Cracks, which had its UK premiere last week and opens in December, is a lush, dreamy, fantastically confident debut feature from Jordan Scott, based on the novel by Sheila Kohler. Set in a remote English all-girls boarding school in 1934, it’s somewhere between The Virgin Suicides and Picnic at Hanging Rock, as the cheerful monotony of life is disturbed, then shattered by the arrival of a new girl, rumoured to be a Spanish princess.

The trio at the heart of the film are the glamorous, seemingly worldly Miss G (Eva Green), whose stories of her adventurous early life captivate her pupils; Di Radfield (Juno Temple), the captain of Miss G’s diving team; and Fiamma (Maria Valverde), the Spanish newcomer, in whom Di immediately recognises a competitor. Because Di is Miss G’s favourite: she’s the best diver, the closest confidante and most avid listener to Miss G’s exotic tales. Fiamma threatens all of these, as well as Di’s position as unquestioned top dog of the group.

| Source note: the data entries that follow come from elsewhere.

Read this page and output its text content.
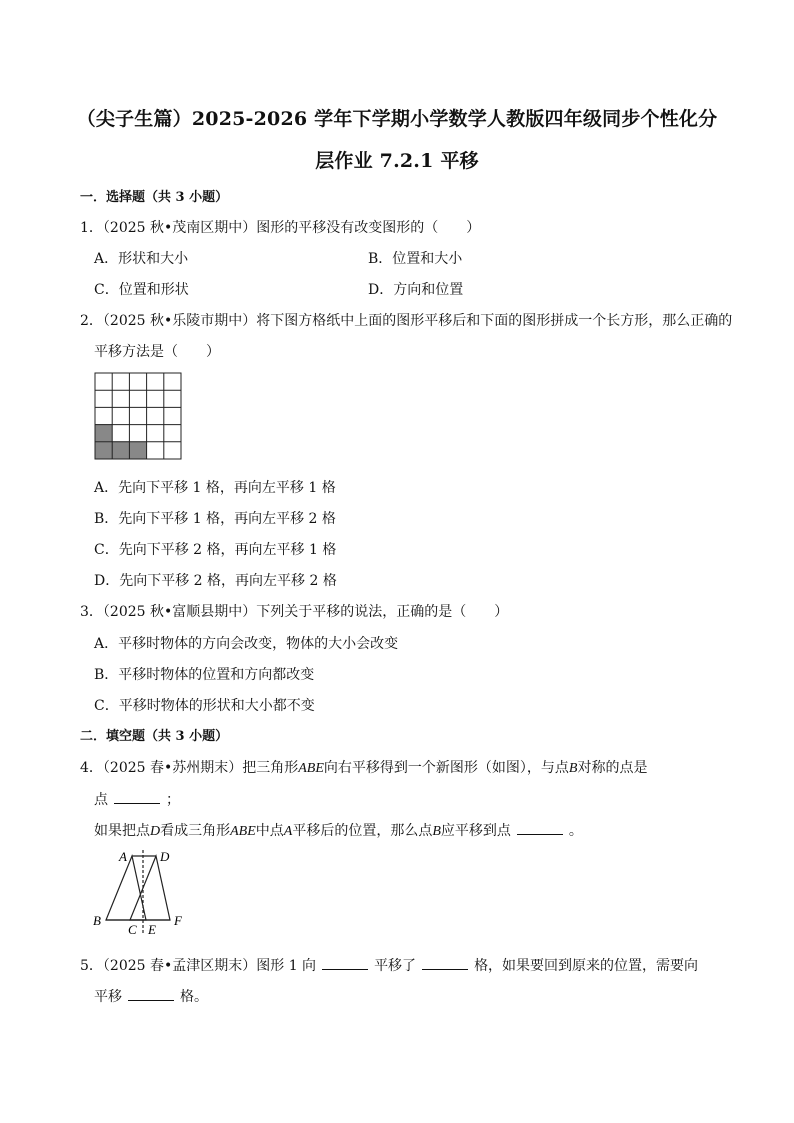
（尖子生篇）2025-2026 学年下学期小学数学人教版四年级同步个性化分
层作业 7.2.1 平移
一．选择题（共 3 小题）
1．（2025 秋•茂南区期中）图形的平移没有改变图形的（　　）
A．形状和大小	B．位置和大小
C．位置和形状	D．方向和位置
2．（2025 秋•乐陵市期中）将下图方格纸中上面的图形平移后和下面的图形拼成一个长方形，那么正确的
平移方法是（　　）
A．先向下平移 1 格，再向左平移 1 格
B．先向下平移 1 格，再向左平移 2 格
C．先向下平移 2 格，再向左平移 1 格
D．先向下平移 2 格，再向左平移 2 格
3．（2025 秋•富顺县期中）下列关于平移的说法，正确的是（　　）
A．平移时物体的方向会改变，物体的大小会改变
B．平移时物体的位置和方向都改变
C．平移时物体的形状和大小都不变
二．填空题（共 3 小题）
4．（2025 春•苏州期末）把三角形ABE向右平移得到一个新图形（如图），与点B对称的点是
点	；
如果把点D看成三角形ABE中点A平移后的位置，那么点B应平移到点	。
A	D
B	F
C E
5．（2025 春•孟津区期末）图形 1 向	平移了	格，如果要回到原来的位置，需要向
平移	格。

Juno Temple, as Di Radfield, gives a star-making performance here: heartfelt, vulnerable and dangerous, part Marmalade Atkins part Catherine Tramell. She plays Radfield with just the right degree of self-awareness, balancing wide-eyed curiosity with the assumed ironic poise of a girl who’s read just a bit too much Dorothy Parker. Eva Green, of course, is splendid as Miss G at the beginning of the film, as she sashays into chapel to admiring glances from the girls; but she struggles with the character as we discover more about her, and the cracks start to appear. Green is better at cool irony than passion, and is most confident as characters — as in her sensational debut, The Dreamers — who are aware they’re being watched. Alone in a room she seems to falter, her grip on the character fading. Nonetheless, as the screws of the story start to tighten, and tragedy becomes inevitable, Cracks is absolutely gripping, and I’m already looking forward to whatever Scott does next.

An Education is of course, already famous as the film that made Carey Mulligan a star, although I think that’s been apparent since she appeared in Doctor Who; she also brought her beguiling blend of innocence and steel to The Seagull at the Royal Court and on Broadway last year. But hers is not the only extraordinary performance in the movie: Olivia Williams provides a sequel of sorts to Rushmore as another fragile but life-changing teacher, and Rosamund Pike reinvents herself triumphantly as the dim but compassionate Helen. She does something absolutely extraordinary here, playing a woman with great emotional intelligence but absolutely none of the traditional kind, and her performance is hilarious and heartbreaking in equal measure.

Now. Spoilers. Don’t keep reading if you haven’t seen the film — but if you have, were you disappointed by the ending? It’s true to life, I imagine (I haven’t read Lynn Barber’s memoir) but on film it feels as if Nick Hornby ran out of time and farmed out the last act to the writers of Eastenders. A film that’s been all about nuance, huge emotions signalled in a single dipped eyelash, tips into lurid melodrama, and the most contrived discovery of letters since National Treasure Part 2. More importantly, it’s a betrayal of the character: the film may be called An Education, but the ending makes Jenny merely passive, a victim of circumstance, rather than a woman who has learned, changed and decided to act. It doesn’t diminish the rest of the movie, but it’s a dull, unworthy finish to such a subtle piece of work.